Good Bye WashingtonPosted: April 25, 2021 Filed under: Uncategorized 2 Comments
My parents moved to Washington DC in 1983. For my mother it was perfect, but not right away. She loved living in a semi-southern city, but learning to get around was a struggle at first. When my parents first got there they lived in a corporate apartment while they renovated yet another house. Their apartment was in Crystal city, which my father deemed the Houston of Washington thanks to the lack of zoning. Their apartment looked out on the Potomac which gave them the best view and sound of planes landing at National Airport (way before it was renamed Reagan National.)
The house they were moving to was in Massachusetts heights. In the winter when the leaves were down you could see the navel observatory and the VP residence across a little valley in the back of their house. Despite my parents apartment being right at the fourteenth st. Bridge and just down the road from Memorial bridge, my mother could only find her way into DC by taking the Key Bridge. While renovating the house if she needed to go to the design center, which was on 14th street, my mother would drive all the way up to Key Bridge, cross into Georgetown and then go all the way down to 14th st. It took a while, but eventually, maybe a few years, my mother learned how to navigate the city.

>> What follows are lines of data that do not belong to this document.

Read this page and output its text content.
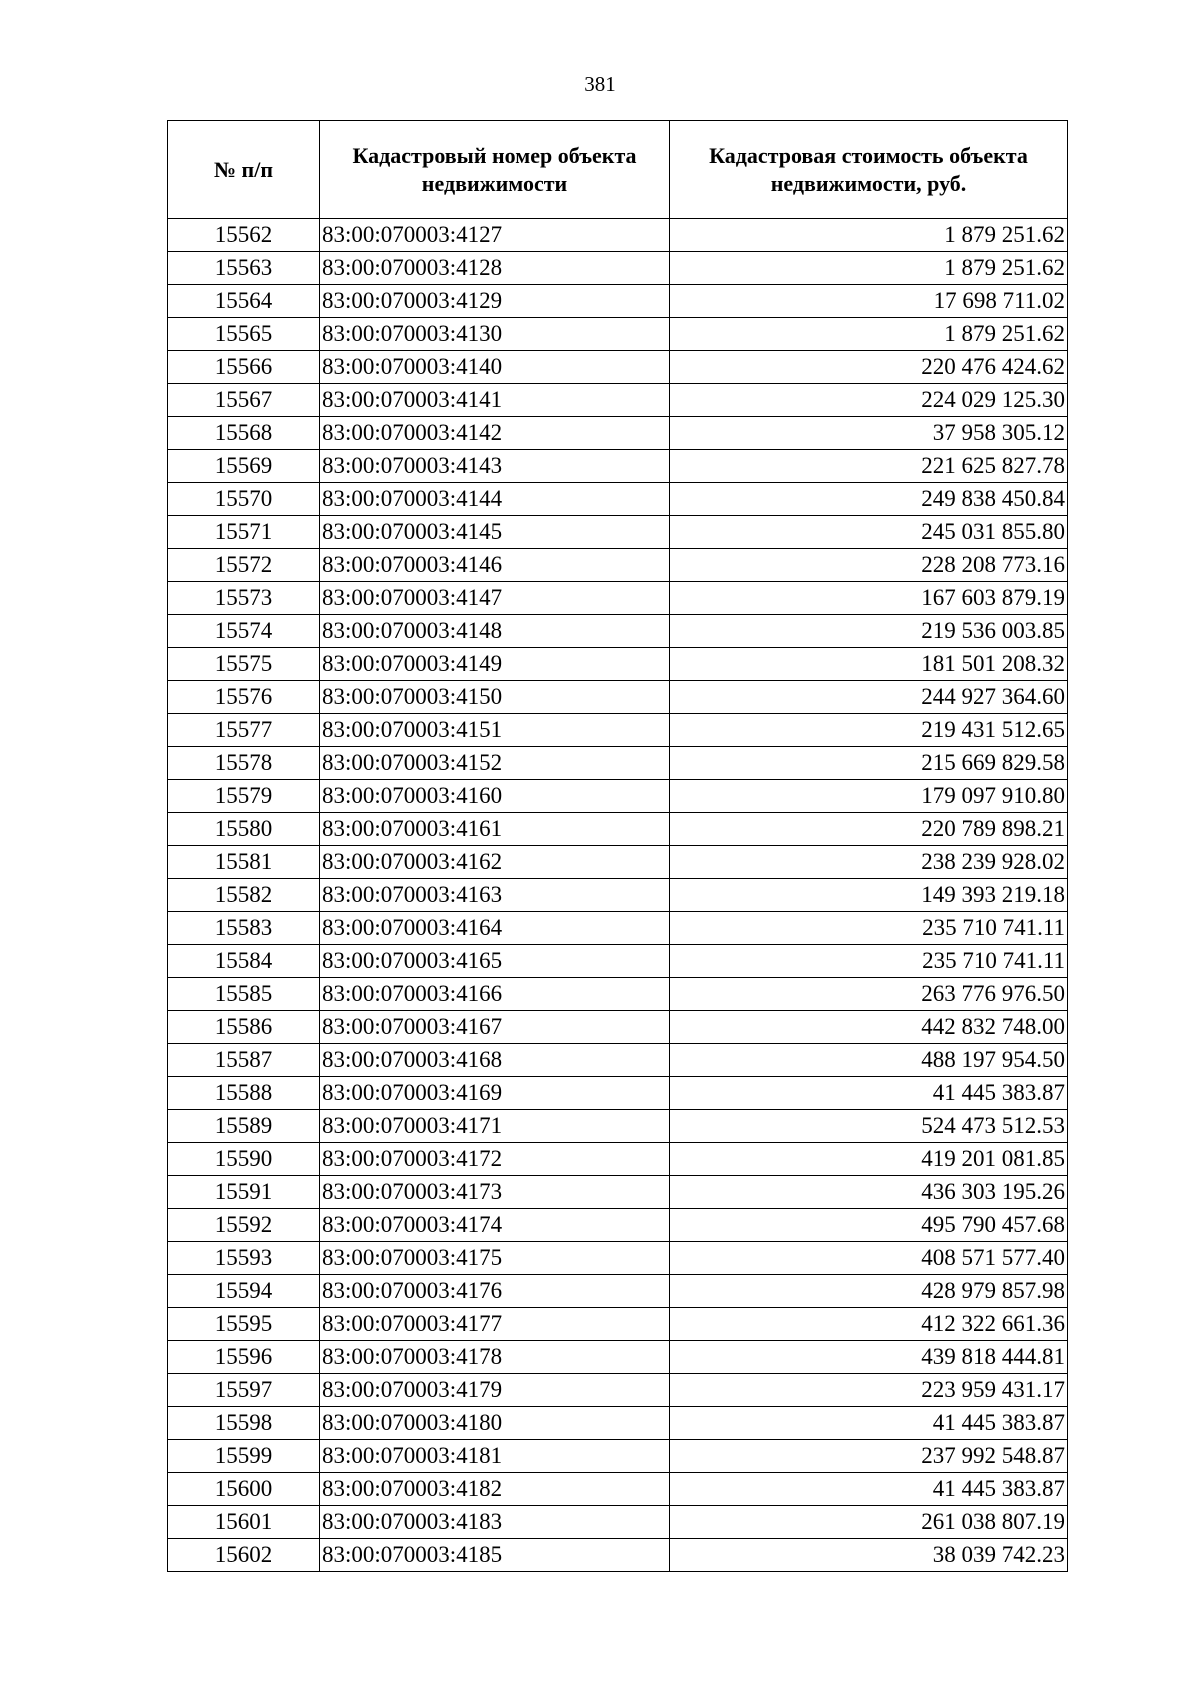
381
№ п/п	Кадастровый номер объекта недвижимости	Кадастровая стоимость объекта недвижимости, руб.
15562	83:00:070003:4127	1 879 251.62
15563	83:00:070003:4128	1 879 251.62
15564	83:00:070003:4129	17 698 711.02
15565	83:00:070003:4130	1 879 251.62
15566	83:00:070003:4140	220 476 424.62
15567	83:00:070003:4141	224 029 125.30
15568	83:00:070003:4142	37 958 305.12
15569	83:00:070003:4143	221 625 827.78
15570	83:00:070003:4144	249 838 450.84
15571	83:00:070003:4145	245 031 855.80
15572	83:00:070003:4146	228 208 773.16
15573	83:00:070003:4147	167 603 879.19
15574	83:00:070003:4148	219 536 003.85
15575	83:00:070003:4149	181 501 208.32
15576	83:00:070003:4150	244 927 364.60
15577	83:00:070003:4151	219 431 512.65
15578	83:00:070003:4152	215 669 829.58
15579	83:00:070003:4160	179 097 910.80
15580	83:00:070003:4161	220 789 898.21
15581	83:00:070003:4162	238 239 928.02
15582	83:00:070003:4163	149 393 219.18
15583	83:00:070003:4164	235 710 741.11
15584	83:00:070003:4165	235 710 741.11
15585	83:00:070003:4166	263 776 976.50
15586	83:00:070003:4167	442 832 748.00
15587	83:00:070003:4168	488 197 954.50
15588	83:00:070003:4169	41 445 383.87
15589	83:00:070003:4171	524 473 512.53
15590	83:00:070003:4172	419 201 081.85
15591	83:00:070003:4173	436 303 195.26
15592	83:00:070003:4174	495 790 457.68
15593	83:00:070003:4175	408 571 577.40
15594	83:00:070003:4176	428 979 857.98
15595	83:00:070003:4177	412 322 661.36
15596	83:00:070003:4178	439 818 444.81
15597	83:00:070003:4179	223 959 431.17
15598	83:00:070003:4180	41 445 383.87
15599	83:00:070003:4181	237 992 548.87
15600	83:00:070003:4182	41 445 383.87
15601	83:00:070003:4183	261 038 807.19
15602	83:00:070003:4185	38 039 742.23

My parents lived many lives in DC. From their first stint they left for a short while for my Dad to live in San Francisco and then Kansas City, where my Mom joined him. Then it was back to DC where they lived in Georgetown. Then they moved to Pawleys Island and London and then Back to DC with this last place they had by the cathedral. Somehow my mother kept coming back to Washington.
But this last time was the hardest because they also lived at the farm and they were getting too old to live in two places at the same when neither place is a vacation area. For my Mom she was not in DC enough to be part of regular clubs or activities she had enjoyed when she lived their full time. She had no garden or outdoor space of her own so the beauty of the farm kept her there more often. Then the driving got harder and harder. Not the same way with not being able to figure out which bridge was best, but the aggressive city driving does not suit older drivers with failing eye sight.
This morning, after two hard days of packing, my mother and I packed the last of our sheets and towels and the mugs we drank from this morning and closed the door on the last place in DC my parents will live. Not having the burden of caring for a second home was freeing for my mother. She was generous with giving my sisters, Carter and me the things we wanted from that home. Simplicity is a welcome state at this point. DC was wonderful to my parents, but it is so much easier to age in North Carolina. Goodbye Washington.
I loved reading this touching little essay, Dana, as I do all of your writings. I’ll be happier, though, we get back to in-person worship at WPC and can tell you these kinds of things face-to-face. And maybe give you an appreciative hug (if Russ wouldn’t mind!).